Sur une île déserte, au sens propre du terme j'emporterai, c'est sans surprises le livre qui me permettrait de quitter ce lopin de terre le plus vite possible :
"Comment survivre dans la jungle"
"Dix conseils pour se construire un radeau, avec en bonus, la nouvelle édition des cartes maritimes"
etc..
C'est vrai, je ne tiendrai pas longtemps sur une île déserte, enfin si, je tiendrai longtemps physiquement, mais mentalement, pour faire une chose aussi naturelle que lire... non. Au bout de quelques jours, mes nerfs lâcheraient ; pas assez d'activités, pas assez de paroles à échanger, ou de piques acerbes à se jeter.
Trop de vide pour que je puisse vivre sans devenir folle.
C'est Ambrose Bierce qui dans son Dictionnaire du démon donne cette définition :
" seul: adj. En mauvaise compagnie."
C'est pour tout cela que la seule réponse honnête à cette question, vue comme telle, est celle que je vous ai donné au dessus.
Mais je ne pense pas que cela soit ce que vous attendiez.
Et si cette île déserte était figurée ?
Au sens figuré ? Si j'étais seule dans un environnement hostile, sans aide, avec pour tout moyen de subsitance ma propre personne et que ce que je suis capable d'en faire ? Juste dans ce monde auquel nous appartenons, mais sans l'aide des gens que j'aime ? Et que je devais choisir un livre ?
J'aimerais choisir un livre inachevé, dont je pourrait réecrire l'histoire selon mes humeurs. Rendre l'héroïne (une héroïne parce que c'est plus simple de "jouer" avec un personnage du même sexe que le notre) folle quand j'aurai besoin de conserver tout ma lucidité, la rendre amoureuse quand je serai trop seule, la faire crier quand le silence alentour serait trop assourdissant.
En réalité, oui, je l'avoue, à travers elle je me ferait vivre par procuration.
Je ne veux pas connaître ce livre dont j'aurai besoin, parce que je voudrais le découvrir quand mon champ d'action sera limité.

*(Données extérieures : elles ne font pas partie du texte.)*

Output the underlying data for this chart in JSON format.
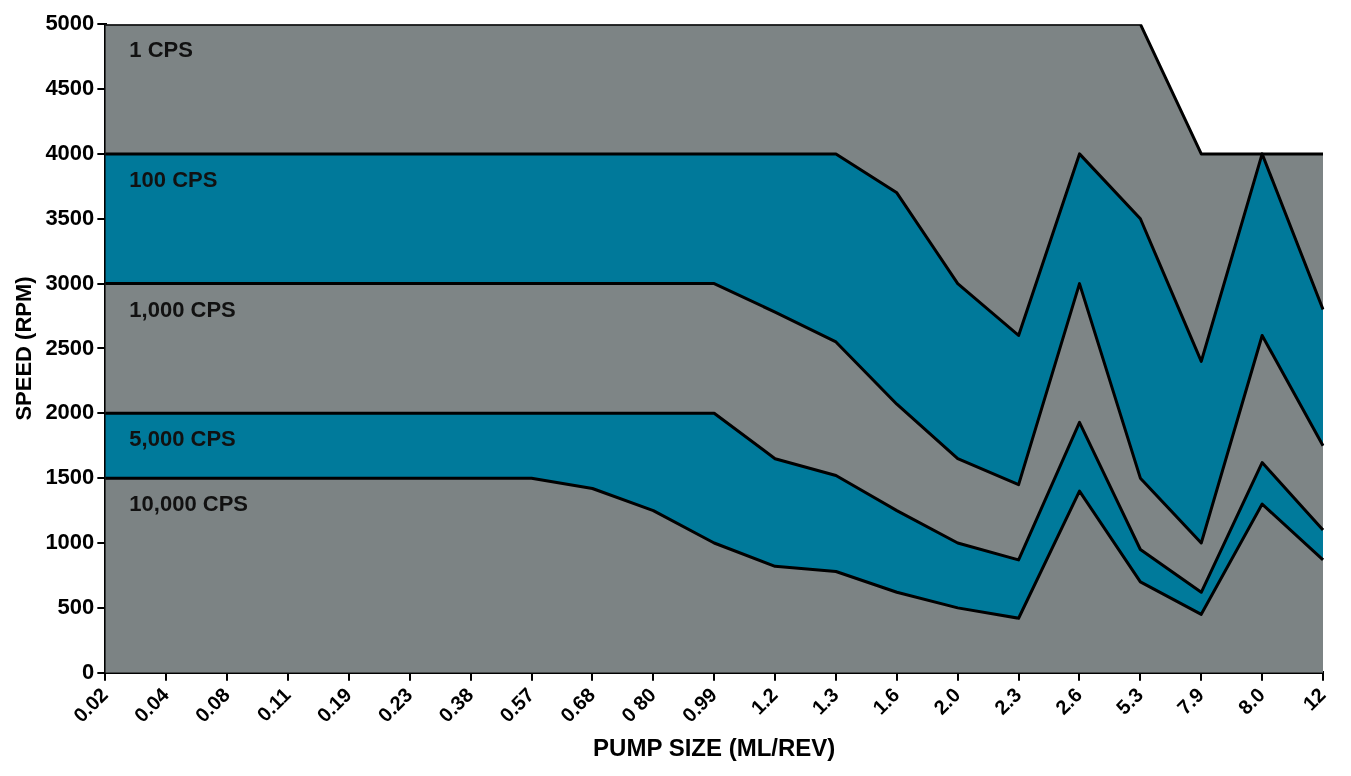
{
  "chart_data": {
    "type": "area",
    "xlabel": "PUMP SIZE (ML/REV)",
    "ylabel": "SPEED (RPM)",
    "categories": [
      "0.02",
      "0.04",
      "0.08",
      "0.11",
      "0.19",
      "0.23",
      "0.38",
      "0.57",
      "0.68",
      "0 80",
      "0.99",
      "1.2",
      "1.3",
      "1.6",
      "2.0",
      "2.3",
      "2.6",
      "5.3",
      "7.9",
      "8.0",
      "12"
    ],
    "ylim": [
      0,
      5000
    ],
    "yticks": [
      0,
      500,
      1000,
      1500,
      2000,
      2500,
      3000,
      3500,
      4000,
      4500,
      5000
    ],
    "grid": false,
    "legend": false,
    "series": [
      {
        "name": "1 CPS",
        "color": "#7d8485",
        "values": [
          5000,
          5000,
          5000,
          5000,
          5000,
          5000,
          5000,
          5000,
          5000,
          5000,
          5000,
          5000,
          5000,
          5000,
          5000,
          5000,
          5000,
          5000,
          4000,
          4000,
          4000
        ]
      },
      {
        "name": "100 CPS",
        "color": "#00799a",
        "values": [
          4000,
          4000,
          4000,
          4000,
          4000,
          4000,
          4000,
          4000,
          4000,
          4000,
          4000,
          4000,
          4000,
          3700,
          3000,
          2600,
          4000,
          3500,
          2400,
          4000,
          2800
        ]
      },
      {
        "name": "1,000 CPS",
        "color": "#7e8586",
        "values": [
          3000,
          3000,
          3000,
          3000,
          3000,
          3000,
          3000,
          3000,
          3000,
          3000,
          3000,
          2780,
          2550,
          2070,
          1650,
          1450,
          3000,
          1500,
          1000,
          2600,
          1750
        ]
      },
      {
        "name": "5,000 CPS",
        "color": "#007a9b",
        "values": [
          2000,
          2000,
          2000,
          2000,
          2000,
          2000,
          2000,
          2000,
          2000,
          2000,
          2000,
          1650,
          1520,
          1250,
          1000,
          870,
          1930,
          950,
          620,
          1620,
          1100
        ]
      },
      {
        "name": "10,000 CPS",
        "color": "#7c8384",
        "values": [
          1500,
          1500,
          1500,
          1500,
          1500,
          1500,
          1500,
          1500,
          1420,
          1250,
          1000,
          820,
          780,
          620,
          500,
          420,
          1400,
          700,
          450,
          1300,
          870
        ]
      }
    ]
  }
}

Cependant, il est un livre qui se rapproche de toutes mes envies, Antigone de Jean Anouilh.
C'est un livre dont la fin nous est livrée avec le début. Et bien qu'au cours de l'histoire on ne peut se faire à cette fin inéductable, aucune autre ne peut nous satisfaire.

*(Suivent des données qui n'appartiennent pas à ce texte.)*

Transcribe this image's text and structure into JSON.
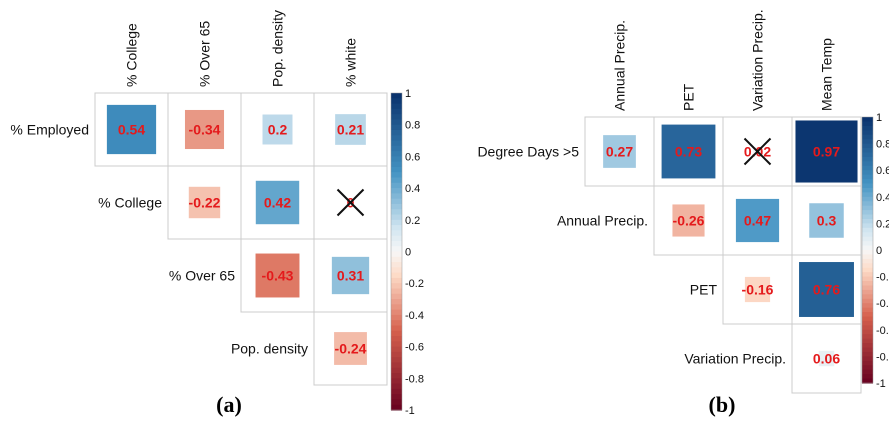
{
  "chart_data": [
    {
      "type": "heatmap",
      "caption": "(a)",
      "columns": [
        "% College",
        "% Over 65",
        "Pop. density",
        "% white"
      ],
      "rows": [
        "% Employed",
        "% College",
        "% Over 65",
        "Pop. density"
      ],
      "cells": [
        {
          "row": 0,
          "col": 0,
          "value": 0.54,
          "label": "0.54"
        },
        {
          "row": 0,
          "col": 1,
          "value": -0.34,
          "label": "-0.34"
        },
        {
          "row": 0,
          "col": 2,
          "value": 0.2,
          "label": "0.2"
        },
        {
          "row": 0,
          "col": 3,
          "value": 0.21,
          "label": "0.21"
        },
        {
          "row": 1,
          "col": 1,
          "value": -0.22,
          "label": "-0.22"
        },
        {
          "row": 1,
          "col": 2,
          "value": 0.42,
          "label": "0.42"
        },
        {
          "row": 1,
          "col": 3,
          "value": 0.0,
          "label": "0",
          "crossed": true
        },
        {
          "row": 2,
          "col": 2,
          "value": -0.43,
          "label": "-0.43"
        },
        {
          "row": 2,
          "col": 3,
          "value": 0.31,
          "label": "0.31"
        },
        {
          "row": 3,
          "col": 3,
          "value": -0.24,
          "label": "-0.24"
        }
      ],
      "colorbar_ticks": [
        "1",
        "0.8",
        "0.6",
        "0.4",
        "0.2",
        "0",
        "-0.2",
        "-0.4",
        "-0.6",
        "-0.8",
        "-1"
      ],
      "colorbar_ticks_visible": [
        "1",
        "0.8",
        "0.6",
        "0.4",
        "0.2",
        "0",
        "-0.2",
        "-0.4",
        "-0.6",
        "-0.8",
        "-1"
      ]
    },
    {
      "type": "heatmap",
      "caption": "(b)",
      "columns": [
        "Annual Precip.",
        "PET",
        "Variation Precip.",
        "Mean Temp"
      ],
      "rows": [
        "Degree Days >5",
        "Annual Precip.",
        "PET",
        "Variation Precip."
      ],
      "cells": [
        {
          "row": 0,
          "col": 0,
          "value": 0.27,
          "label": "0.27"
        },
        {
          "row": 0,
          "col": 1,
          "value": 0.73,
          "label": "0.73"
        },
        {
          "row": 0,
          "col": 2,
          "value": 0.02,
          "label": "0.02",
          "crossed": true
        },
        {
          "row": 0,
          "col": 3,
          "value": 0.97,
          "label": "0.97"
        },
        {
          "row": 1,
          "col": 1,
          "value": -0.26,
          "label": "-0.26"
        },
        {
          "row": 1,
          "col": 2,
          "value": 0.47,
          "label": "0.47"
        },
        {
          "row": 1,
          "col": 3,
          "value": 0.3,
          "label": "0.3"
        },
        {
          "row": 2,
          "col": 2,
          "value": -0.16,
          "label": "-0.16"
        },
        {
          "row": 2,
          "col": 3,
          "value": 0.76,
          "label": "0.76"
        },
        {
          "row": 3,
          "col": 3,
          "value": 0.06,
          "label": "0.06"
        }
      ],
      "colorbar_ticks": [
        "1",
        "0.8",
        "0.6",
        "0.4",
        "0.2",
        "0",
        "-0.2",
        "-0.4",
        "-0.6",
        "-0.8",
        "-1"
      ],
      "colorbar_ticks_visible": [
        "1",
        "0.8",
        "0.6",
        "0.4",
        "0.2",
        "0",
        "-0.2",
        "-0.4",
        "-0.6",
        "-0.8",
        "-1"
      ]
    }
  ],
  "colors": {
    "positive_max": "#08306b",
    "positive_mid": "#4393c3",
    "neutral": "#f7f7f7",
    "negative_mid": "#d6604d",
    "negative_max": "#67001f",
    "value_text": "#e41a1c",
    "grid": "#cccccc"
  }
}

Parce que ce bout de femme qu'est Antigone, cherche sa vie dans sa mort, son commencement dans sa fin. Et ainsi, l'histoire est sans cesse différente. Selon le point de vue que j'adopte, les possibilités que j'imagine.

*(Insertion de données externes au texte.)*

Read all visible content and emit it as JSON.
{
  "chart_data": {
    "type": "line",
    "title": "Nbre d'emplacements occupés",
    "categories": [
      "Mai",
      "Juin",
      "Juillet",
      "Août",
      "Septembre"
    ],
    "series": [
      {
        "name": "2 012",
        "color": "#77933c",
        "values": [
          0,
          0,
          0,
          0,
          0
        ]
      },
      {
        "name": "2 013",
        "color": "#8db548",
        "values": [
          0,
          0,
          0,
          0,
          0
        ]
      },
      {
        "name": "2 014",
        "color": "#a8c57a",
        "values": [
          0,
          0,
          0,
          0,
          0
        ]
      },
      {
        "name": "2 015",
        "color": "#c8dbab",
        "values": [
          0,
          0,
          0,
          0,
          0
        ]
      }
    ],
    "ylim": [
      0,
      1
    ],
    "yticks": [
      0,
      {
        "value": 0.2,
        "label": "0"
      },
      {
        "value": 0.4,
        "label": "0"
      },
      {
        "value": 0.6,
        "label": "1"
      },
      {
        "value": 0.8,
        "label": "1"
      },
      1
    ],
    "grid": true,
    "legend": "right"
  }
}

Malgré tout le dénouement est toujours identique, parce que "Antigone était faite pour être morte" ( Antigone, Edition la Table Ronde, ligne 5 p 100)
Dans une histoire toujours semblable, où les lectures passent comme des jours, l'imagination rend chaque point identique, différent.
Toute nouvelle fin n'est qu'une copie de l'ancienne.
N'est ce pas comme ça que les jours passent sur une île déserte ?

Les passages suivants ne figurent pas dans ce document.